Months ago I heard the phrase issue out of the mouth of an old boyfriend whom I’ve known for over twenty-five years. He called me because he wanted to hear the actual reasons that I was not supporting Obama without having to read this blog—or at least he claimed to want to hear them. It was a fruitless conversation during which few of my reasons received a full hearing. (Listening was never his strong suit.) The question about the level of my desire to be on the correct side of history is the one useful thing that stuck in my head about the conversation.
In response to the question, I was about to rhetorically ask “who cares” when Old Boyfriend ended his unsuccessful efforts at proselytizing. (Actually his phone died and I assume that he has though better of calling back.)
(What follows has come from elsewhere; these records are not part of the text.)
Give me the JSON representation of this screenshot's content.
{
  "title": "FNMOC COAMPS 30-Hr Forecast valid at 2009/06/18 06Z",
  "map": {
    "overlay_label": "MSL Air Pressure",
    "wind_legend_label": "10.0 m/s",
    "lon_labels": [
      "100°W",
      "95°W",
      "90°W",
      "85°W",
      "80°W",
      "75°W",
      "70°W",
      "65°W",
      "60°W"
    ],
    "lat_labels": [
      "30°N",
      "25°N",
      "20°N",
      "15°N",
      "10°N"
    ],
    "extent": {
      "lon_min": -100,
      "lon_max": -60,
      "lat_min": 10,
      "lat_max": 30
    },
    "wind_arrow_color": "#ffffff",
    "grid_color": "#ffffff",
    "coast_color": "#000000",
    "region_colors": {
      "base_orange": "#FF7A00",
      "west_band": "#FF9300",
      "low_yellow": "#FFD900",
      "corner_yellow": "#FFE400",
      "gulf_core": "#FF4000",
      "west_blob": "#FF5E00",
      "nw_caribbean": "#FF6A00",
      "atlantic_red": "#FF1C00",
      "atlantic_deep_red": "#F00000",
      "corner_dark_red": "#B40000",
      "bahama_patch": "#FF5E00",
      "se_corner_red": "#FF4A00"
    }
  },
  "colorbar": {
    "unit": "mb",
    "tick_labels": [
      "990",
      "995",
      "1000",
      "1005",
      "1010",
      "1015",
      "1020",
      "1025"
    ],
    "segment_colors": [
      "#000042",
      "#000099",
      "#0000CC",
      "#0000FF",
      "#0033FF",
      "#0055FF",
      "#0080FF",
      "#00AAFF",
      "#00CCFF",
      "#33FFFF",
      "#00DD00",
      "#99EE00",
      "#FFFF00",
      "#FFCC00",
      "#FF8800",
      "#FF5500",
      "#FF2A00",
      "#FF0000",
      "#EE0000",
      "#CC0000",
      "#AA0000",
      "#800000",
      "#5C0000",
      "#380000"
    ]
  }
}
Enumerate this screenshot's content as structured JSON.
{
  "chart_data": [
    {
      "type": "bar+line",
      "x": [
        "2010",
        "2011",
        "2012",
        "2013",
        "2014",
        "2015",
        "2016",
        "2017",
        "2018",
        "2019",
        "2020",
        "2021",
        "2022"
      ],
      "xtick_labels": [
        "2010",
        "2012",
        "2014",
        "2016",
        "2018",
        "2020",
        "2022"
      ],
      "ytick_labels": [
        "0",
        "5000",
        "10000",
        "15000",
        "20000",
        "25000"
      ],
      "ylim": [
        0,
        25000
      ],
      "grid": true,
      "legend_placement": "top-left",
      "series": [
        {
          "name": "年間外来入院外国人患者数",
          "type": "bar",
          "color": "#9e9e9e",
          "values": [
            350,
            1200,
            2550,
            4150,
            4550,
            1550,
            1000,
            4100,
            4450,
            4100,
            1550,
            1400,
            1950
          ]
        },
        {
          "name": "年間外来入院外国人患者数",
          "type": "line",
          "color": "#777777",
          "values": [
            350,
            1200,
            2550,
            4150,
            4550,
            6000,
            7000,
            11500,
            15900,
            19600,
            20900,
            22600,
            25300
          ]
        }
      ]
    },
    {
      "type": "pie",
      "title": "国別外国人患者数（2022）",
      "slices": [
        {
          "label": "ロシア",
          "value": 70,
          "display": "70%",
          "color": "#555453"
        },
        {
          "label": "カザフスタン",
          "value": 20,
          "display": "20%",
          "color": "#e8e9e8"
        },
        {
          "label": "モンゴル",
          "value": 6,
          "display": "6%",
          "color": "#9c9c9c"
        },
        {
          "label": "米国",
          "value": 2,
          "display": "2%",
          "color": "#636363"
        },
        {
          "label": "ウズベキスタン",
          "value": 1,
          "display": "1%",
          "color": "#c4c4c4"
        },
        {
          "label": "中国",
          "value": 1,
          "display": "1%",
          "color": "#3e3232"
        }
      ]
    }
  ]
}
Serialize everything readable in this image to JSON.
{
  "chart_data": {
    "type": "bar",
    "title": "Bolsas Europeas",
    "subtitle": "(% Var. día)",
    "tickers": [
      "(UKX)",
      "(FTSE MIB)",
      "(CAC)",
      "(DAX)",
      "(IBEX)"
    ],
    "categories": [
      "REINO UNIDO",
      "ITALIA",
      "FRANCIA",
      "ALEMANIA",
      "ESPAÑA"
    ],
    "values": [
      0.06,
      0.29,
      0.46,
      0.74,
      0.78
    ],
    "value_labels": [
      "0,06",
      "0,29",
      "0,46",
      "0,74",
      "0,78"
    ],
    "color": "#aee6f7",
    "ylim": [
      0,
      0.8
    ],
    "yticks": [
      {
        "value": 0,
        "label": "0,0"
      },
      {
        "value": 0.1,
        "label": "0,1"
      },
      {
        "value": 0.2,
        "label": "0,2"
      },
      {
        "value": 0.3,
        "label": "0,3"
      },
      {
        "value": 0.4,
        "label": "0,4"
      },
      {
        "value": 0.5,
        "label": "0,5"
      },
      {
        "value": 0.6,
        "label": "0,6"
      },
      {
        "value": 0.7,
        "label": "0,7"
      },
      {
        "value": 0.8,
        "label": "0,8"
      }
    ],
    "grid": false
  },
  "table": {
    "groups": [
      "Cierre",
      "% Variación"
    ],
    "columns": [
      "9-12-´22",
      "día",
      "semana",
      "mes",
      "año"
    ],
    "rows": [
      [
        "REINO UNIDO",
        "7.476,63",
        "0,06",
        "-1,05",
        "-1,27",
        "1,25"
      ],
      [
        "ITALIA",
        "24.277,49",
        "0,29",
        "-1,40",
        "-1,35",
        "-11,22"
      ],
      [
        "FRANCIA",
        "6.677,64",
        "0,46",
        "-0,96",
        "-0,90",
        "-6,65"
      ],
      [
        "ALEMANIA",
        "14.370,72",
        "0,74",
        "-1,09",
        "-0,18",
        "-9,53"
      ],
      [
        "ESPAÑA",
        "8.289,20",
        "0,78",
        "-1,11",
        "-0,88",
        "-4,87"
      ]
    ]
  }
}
Who indeed does care about being on the “right side of history?” I don’t. But I’m wondering how this thing-of-alleged-importance got placed on the list of desires which the average American citizen is supposed to hold. I began to wonder about the origin of the phrase and idea(s) behind it. Who was the first to think that this particular choosing of sides was important and why?
I had no luck with the phrases “right side of history” and “wrong side of history” searching with Google, even though—judging by the number of results--both seem to be one of those phrases which has become worn out from overuse by professional and amateur pundits, right, left and indifferent.
But finally, with an intuition kick-started by a breakfast of hotlinks and scrambled eggs, I inserted the name “Marx” into the search field. Jackpot.
The concept of a right side of history is derived from Marxism, and it is founded on the belief that there is a forward advance toward a socialist future that can be resisted, but not ultimately defeated. But does anyone believe this anymore? Does anyone take seriously the claim that the present state of affairs will be set aside and a wholly new order of things implemented in its place, and that such a transformation of the world will happen as a matter of course?Jay Ambrose (March 28, 2006):
What does it mean to say someone is on the wrong side of history? Something like this, as best I can tell: History is moving discernibly and inevitably in a uniform, progressive, good direction, and if you hold to ideas or purposes contrary to that direction, you will find yourself more or less discarded, left by the wayside, a fossil of an era that was happily wiped out.It’s fascinating to note how Marxist phrases and concepts have been getting floated into the main of communication. And I’m more nervous that Ambrose is about them—especially when people use these “persuasion” tools without knowing what they mean. But I'm betting that, by now, Mr. Ambrose is nervous as well.
Though my scouting about indicates conservatives may use the expression as often as leftists, it clearly has deep roots in the thinking of Karl Marx, who supposed there was an economically determined class struggle the consequences of which were clearly predictable. [SNIP]
I am not saying equal misery will derive from the mere use of an expression about being on history's wrong side, but I do think that the assumptions buried in the phrase are treacherously fallacious and that bandying it about frequently could help inculcate them.
ON THE WRONG SIDE OF HISTORY was Toledo's Joe the Plumber who had the "bad luck" to be outside when History swept through his neighborhood.